Des malades hospitalisés qui doivent manger ensemble à Yom Kippour à cause de pikuah nefesh sont-ils obligés de faire zimoun ?
Si plusieurs patients doivent manger du pain à Yom Kippour pour sauver leur vie, le fait de manger ensemble crée-t-il l’obligation habituelle de zimoun ?
Des malades hospitalisés qui doivent manger ensemble à Yom Kippour à cause de pikuah nefesh sont-ils obligés de faire zimoun ?

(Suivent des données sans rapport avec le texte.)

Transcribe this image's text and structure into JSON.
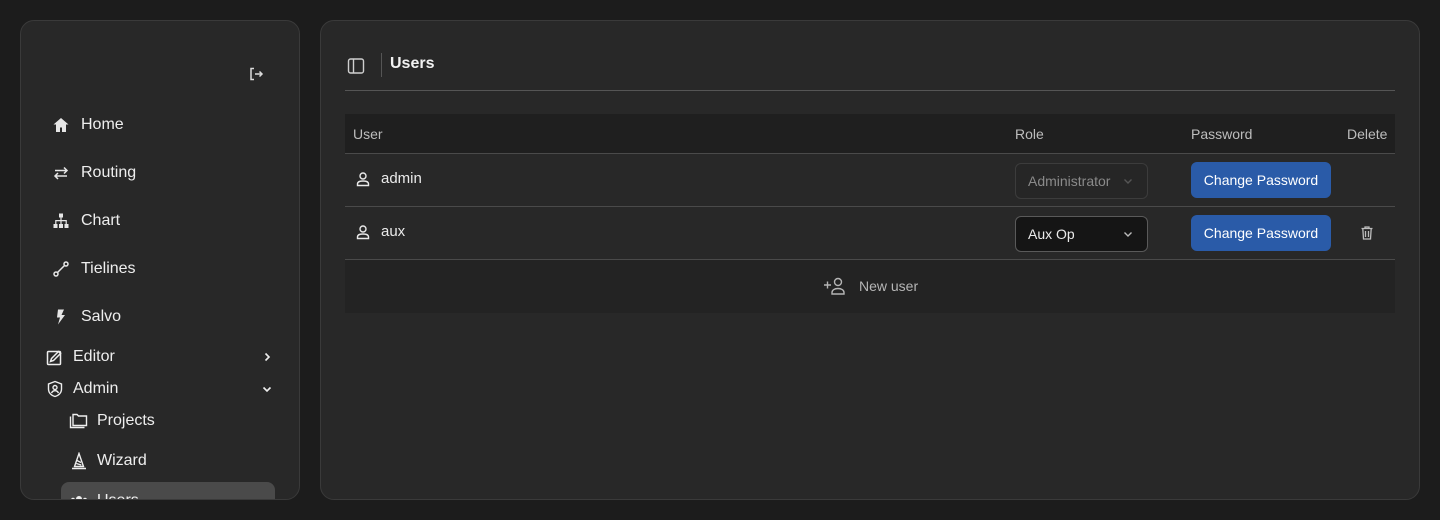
{
  "sidebar": {
    "logout_icon": "logout-icon",
    "items": [
      {
        "label": "Home",
        "icon": "home-icon"
      },
      {
        "label": "Routing",
        "icon": "routing-arrows-icon"
      },
      {
        "label": "Chart",
        "icon": "hierarchy-chart-icon"
      },
      {
        "label": "Tielines",
        "icon": "tieline-icon"
      },
      {
        "label": "Salvo",
        "icon": "lightning-icon"
      }
    ],
    "groups": [
      {
        "label": "Editor",
        "icon": "edit-square-icon",
        "expanded": false
      },
      {
        "label": "Admin",
        "icon": "shield-user-icon",
        "expanded": true
      }
    ],
    "admin_items": [
      {
        "label": "Projects",
        "icon": "folders-icon"
      },
      {
        "label": "Wizard",
        "icon": "wizard-icon"
      },
      {
        "label": "Users",
        "icon": "users-icon",
        "active": true
      }
    ]
  },
  "header": {
    "title": "Users",
    "toggle_icon": "sidebar-toggle-icon"
  },
  "table": {
    "columns": {
      "user": "User",
      "role": "Role",
      "password": "Password",
      "delete": "Delete"
    },
    "rows": [
      {
        "username": "admin",
        "role": "Administrator",
        "role_editable": false,
        "password_button": "Change Password",
        "deletable": false
      },
      {
        "username": "aux",
        "role": "Aux Op",
        "role_editable": true,
        "password_button": "Change Password",
        "deletable": true
      }
    ],
    "new_user_label": "New user"
  },
  "colors": {
    "background": "#1c1c1c",
    "panel": "#282828",
    "accent_button": "#2a5ba8",
    "active_nav": "#4a4a4a"
  }
}
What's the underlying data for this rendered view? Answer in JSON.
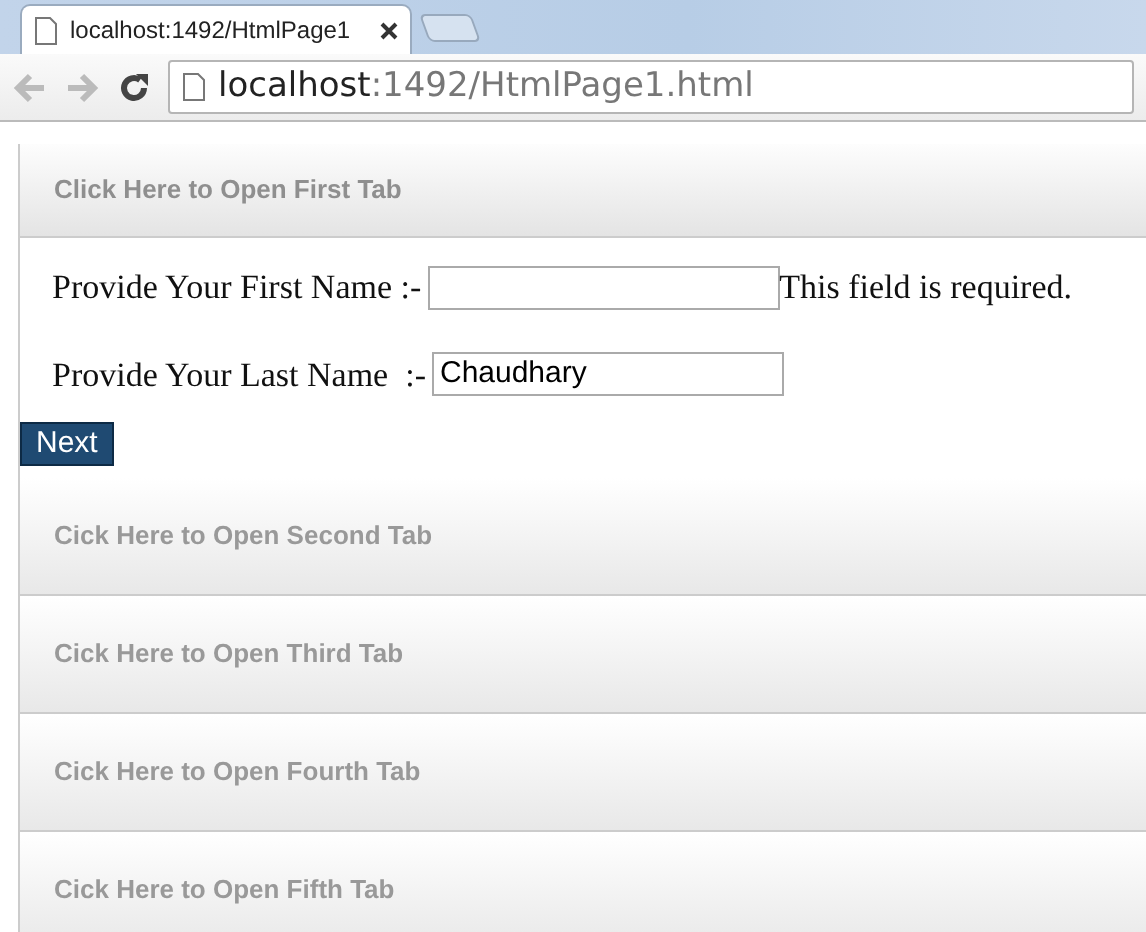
{
  "browser": {
    "tab_title": "localhost:1492/HtmlPage1",
    "url_host": "localhost",
    "url_rest": ":1492/HtmlPage1.html"
  },
  "sections": [
    {
      "heading": "Click Here to Open First Tab",
      "expanded": true,
      "fields": [
        {
          "label": "Provide Your First Name :-",
          "error": "This field is required."
        },
        {
          "label": "Provide Your Last Name  :-",
          "value": "Chaudhary"
        }
      ],
      "button": "Next"
    },
    {
      "heading": "Cick Here to Open Second Tab",
      "expanded": false
    },
    {
      "heading": "Cick Here to Open Third Tab",
      "expanded": false
    },
    {
      "heading": "Cick Here to Open Fourth Tab",
      "expanded": false
    },
    {
      "heading": "Cick Here to Open Fifth Tab",
      "expanded": false
    }
  ]
}
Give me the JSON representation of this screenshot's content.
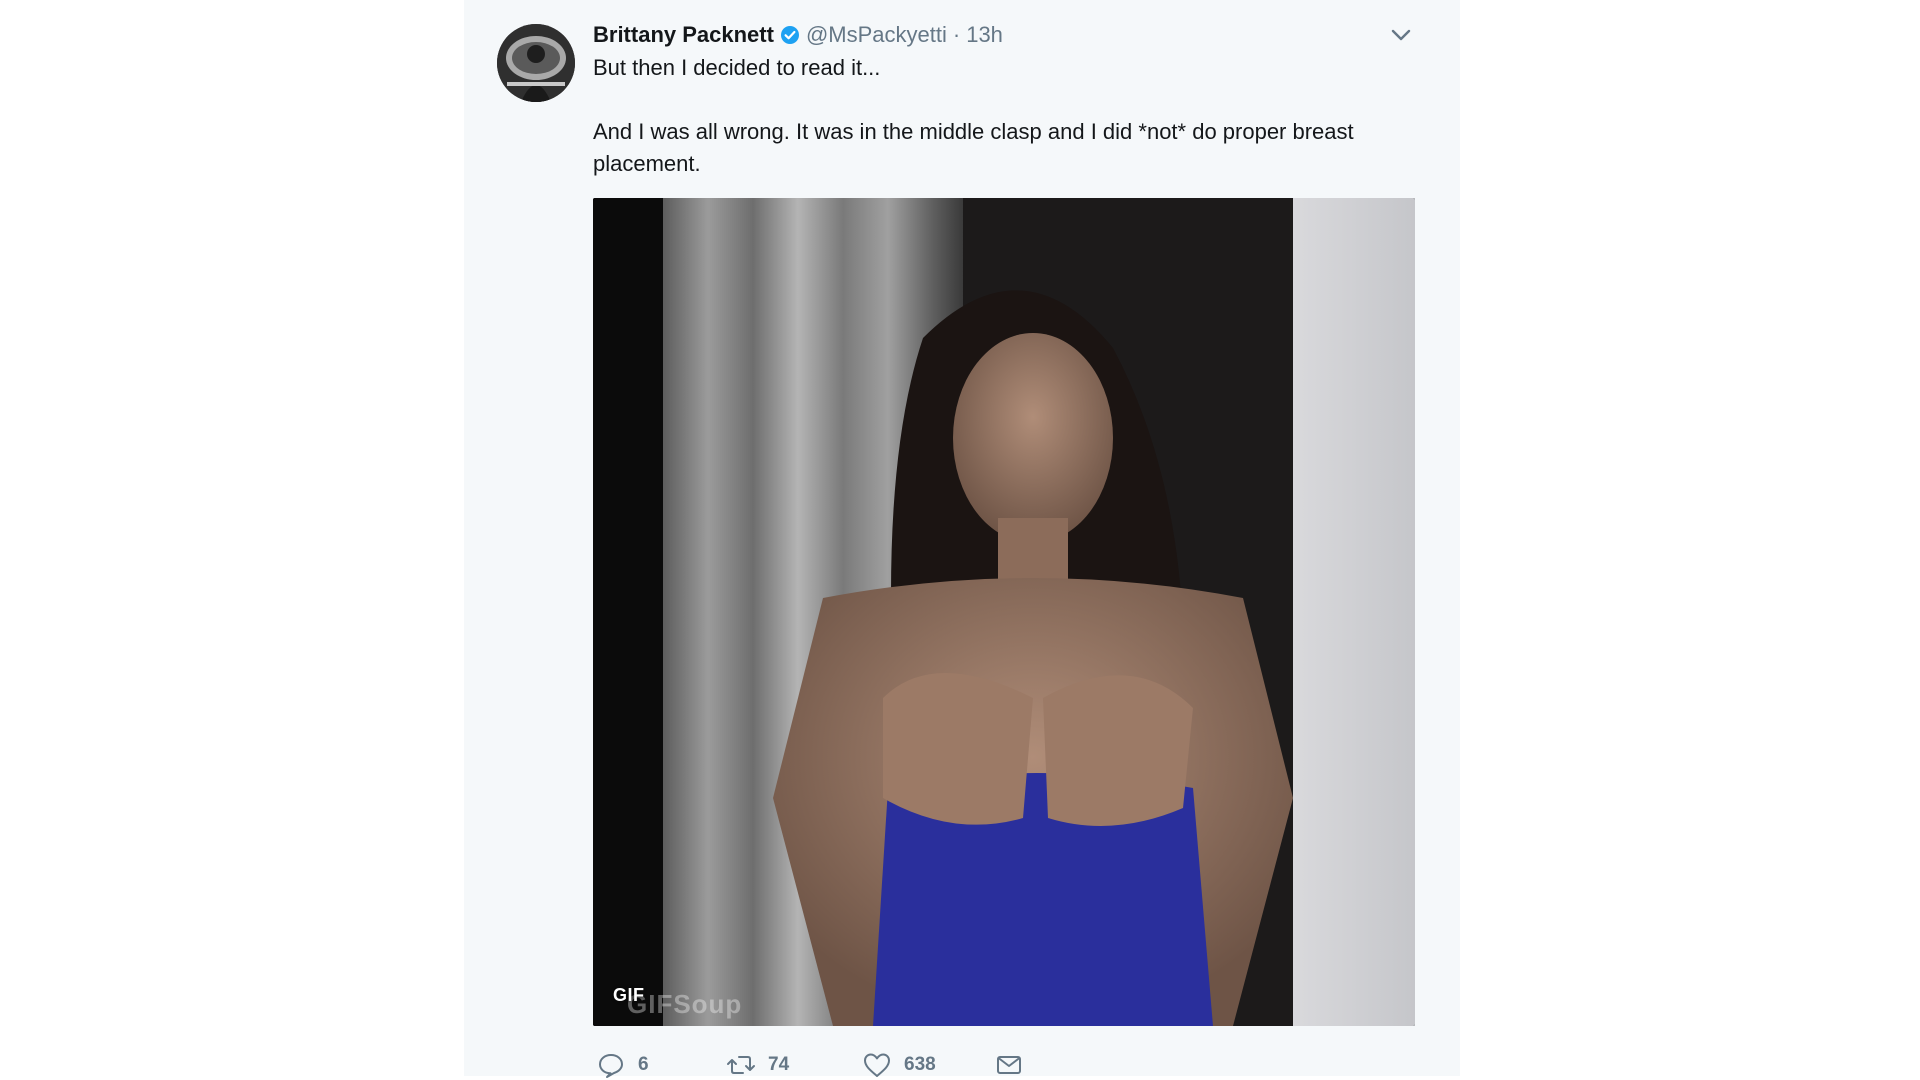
{
  "tweet": {
    "author_name": "Brittany Packnett",
    "handle": "@MsPackyetti",
    "separator": "·",
    "time": "13h",
    "paragraphs": [
      "But then I decided to read it...",
      "And I was all wrong. It was in the middle clasp and I did *not* do proper breast placement."
    ]
  },
  "media": {
    "badge": "GIF",
    "watermark": "GIFSoup"
  },
  "actions": {
    "replies": "6",
    "retweets": "74",
    "likes": "638"
  },
  "colors": {
    "card_bg": "#f5f8fa",
    "text": "#14171a",
    "secondary": "#657786",
    "verified": "#1da1f2",
    "dress": "#2a2f9c"
  }
}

Au cœur du jour saint et redoutable, lorsque les synagogues tremblent de Kol Nidré et de prières et que tout Israël ressemble aux anges par le jeûne et le retrait du monde matériel, se trouve aussi le Juif allongé sur un lit d’hôpital. Dans ces chambres où le pouls de la vie est mesuré à chaque instant, certains malades voient « vous vivrez par eux » repousser « vous affligerez vos âmes » et doivent rompre le jeûne afin de préserver leur vie. Une question apparaît alors, touchant à la fois la halakha et l’âme : si plusieurs de ces patients sont dans la même chambre et mangent leur repas permis, constituent-ils un groupe qui a fixé un repas commun et sont-ils obligés de faire zimoun ? Ou bien manger ce jour-là est-il tellement contraire à l’esprit général de Yom Kippour que cela ne peut créer une véritable keviout ? La Chékhina qui repose parmi trois personnes ayant mangé ensemble appartient-elle également à une table dressée sous contrainte médicale, ou vaut-il mieux que chacun récite son Birkat HaMazon séparément afin de ne pas transformer la rupture du jeûne en repas public et établi ?
Depuis la profondeur du cœur et le cri de l’âme qui recherche la proximité divine en ce jour redoutable, nous nous tournons vers les versets qui distinguent l’affliction du corps de la préservation de la vie. Dans Emor et A’harei Mot la Torah définit le jour, et à partir de ces versets nous cherchons à savoir si la consommation permise du malade entre dans un cadre de sainteté et de zimoun ou reste une île isolée au milieu d’un océan de jeûne.
La Torah dit : « Ce sera pour vous un Chabbat Chabbaton et vous affligerez vos âmes ; le neuf du mois au soir, d’un soir à l’autre vous observerez votre Chabbat » (Lévitique 23,32). La Torah établit l’affliction comme devoir général et place jeûne et cessation au centre du jour. La question est de savoir si les malades accomplissant « vous vivrez par eux » et interrompant cette cessation par la nourriture peuvent former une « table établie » de zimoun un jour dont la norme collective est de ne pas manger.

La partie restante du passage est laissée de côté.